The Adjustment Bureau
Review by William Rodriguez
Vol. 15, No. 2, October 2011
The Adjustment Bureau
 Based loosely on Philip K. Dick’s short story, Adjustment Team, the film The Adjustment Bureau is an exploration of human freedom, fate, free will and determinism. Written and directed by George Nolfi, the film serves as a unique springboard into this captivating theological/philosophical debate. The major presupposition against free will is voiced by one of the agents: “[Humans] don’t have free will, [they] have the appearance… major choices are all predetermined.” A challenge is presented by the following quote: “free will is a gift you never know how to use, until you have to fight for it.”
 David Norris (Matt Damon) is a self-destructive, impulsive, young congressman, who squanders an opportunity to gain a New York Senate seat by performing a lewd act which is caught on camera. While practicing his concession speech in the men’s bathroom of his hotel, he discovers a bohemian, impulsive dancer named Elise Sellas (Emily Blunt) hiding in a stall. After a brief encounter, which culminates in a kiss, the smitten Congressman is inspired to give an honest account of his run for office. His candor works to his benefit as this act serves to save his political career.
 Years later, a chance meeting with Elise on a bus results in a rekindling of their budding romance and culminates in an exchange of telephone numbers. David arrives at his office and discovers that everyone is frozen and finds mysterious men rearranging reality. After a surreal chase, David is captured and taken to a warehouse, where he is interrogated by Richardson (John Slattery), a supervising agent of the Adjustment Bureau. David discovers that he has a pre-determined plan and was not fated to meet Elise a second time. It appears fate determined that they would meet only once. The day they met on the bus was an accident since the assigned agent Harry Mitchell (Anthony Mackie) fell asleep and failed to intercept David. He is cautioned against sharing what he has seen, and is threatened with a “reset” (an erasure of his memory).
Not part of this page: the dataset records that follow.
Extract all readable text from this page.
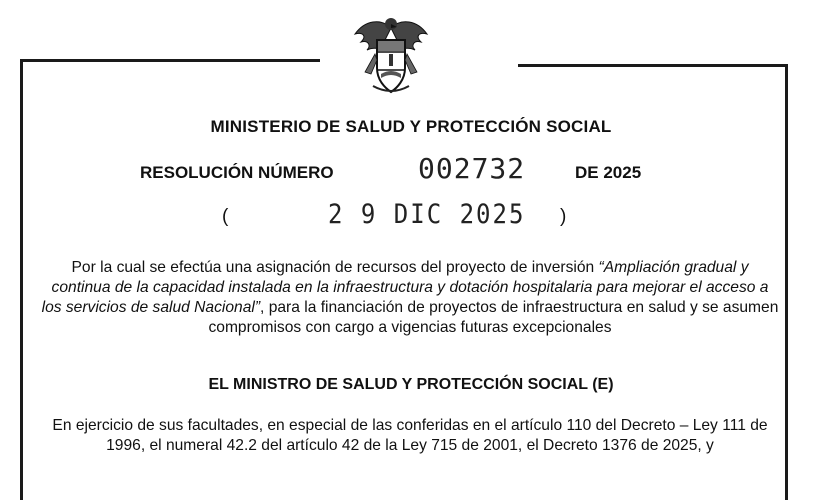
MINISTERIO DE SALUD Y PROTECCIÓN SOCIAL
RESOLUCIÓN NÚMERO	002732	DE 2025
(	2 9 DIC 2025 )
Por la cual se efectúa una asignación de recursos del proyecto de inversión “Ampliación gradual y continua de la capacidad instalada en la infraestructura y dotación hospitalaria para mejorar el acceso a los servicios de salud Nacional”, para la financiación de proyectos de infraestructura en salud y se asumen compromisos con cargo a vigencias futuras excepcionales
EL MINISTRO DE SALUD Y PROTECCIÓN SOCIAL (E)
En ejercicio de sus facultades, en especial de las conferidas en el artículo 110 del Decreto – Ley 111 de 1996, el numeral 42.2 del artículo 42 de la Ley 715 de 2001, el Decreto 1376 de 2025, y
 After three years of riding the same bus hoping to find Elise, David discovers her on the street. Agents of the Bureau attempt to stop their relationship by manipulating people, telephones, traffic lights, and diverting taxis. After repeated attempts fail, the Bureau assigns the case to a senior agent named Thompson (Terrence Stamp). David is again captured, interrogated and released. An intense philosophical debate with Thompson about human freedom and fate takes place, but David decides to attend Elise’ dance recital, only to witness a fall that threatens her future. Thompson, who had caused the injury, informs David that he is fated for the White House while Elise will achieve stardom only if they are apart. Overwhelmed by his predicament, David abandons Elise at the hospital.
 Eleven months later, while on the campaign trail, David comes across Elise’s wedding announcement and seeks to drown his misery at a bar. Here he encounters a repentant Harry who informs him that Thompson had lied and exaggerated. After Harry instructs David on how to elude the Bureau, David finds Elise, finds his way to the Bureau, and convinces the Chairman (God???) to alter their plan.
 The Adjustment Bureau serves as an allegory that explores the conflict between human freedom of choice and deterministic outcomes preordained by outside forces such as fate or supernaturalism. The ultimate question regards whether human beings control of their own destinies or if other forces determine (or have determined) the course their lives should take. There are three camps in this debate: hard determinism (the belief that there is no free will and that everything that happens has been caused and that we simply act according to a plan), soft determinism (the assumption that causality does not imply compulsion and that our choices are uncompelled because they are willfully acted upon), and indeterminism (this view establishes that genuine freedom requires real choices).
 Thompson articulates the perspective of hard determinism in the film. He concludes that the Bureau had tried free will. When human beings were given the gift, the results were pain and suffering as evidenced by the Dark Ages. As a result free will was taken from them. The only real choice we have is choosing the plan or not choosing the plan. Agents are authorized by the Chairman to keep the people on plan. David, on the other hand, articulates a soft determinism. He recognizes that he can’t outrun his fate (both figuratively and literally); “all I have are the choices that I make.” Running throughout the movie is a strong libertarian argument that challenges determinism in both forms. For example, Richardson admits that in one version of the plan David and Elise were fated to be together. This leads to the conclusion that plans can and do change. David challenges fatalism and dismisses the plan by asserting that Elise is more than enough to fill the void in his life. This risk to go against the plan is ultimately rewarded by the Chairman. Risk inspires the Chairman to rewrite the plan.
 As a film The Adjustment Bureau is far from perfect. A number of unsatisfying plot devices and contradictions, as well as the necessary suspension of doubt stretch the limits of credulity. Nevertheless, the film does raise a number of questions about the nature of human choice, actions and causality. In the end, the film leaves you wanting to talk through these issues and search for your own conclusions.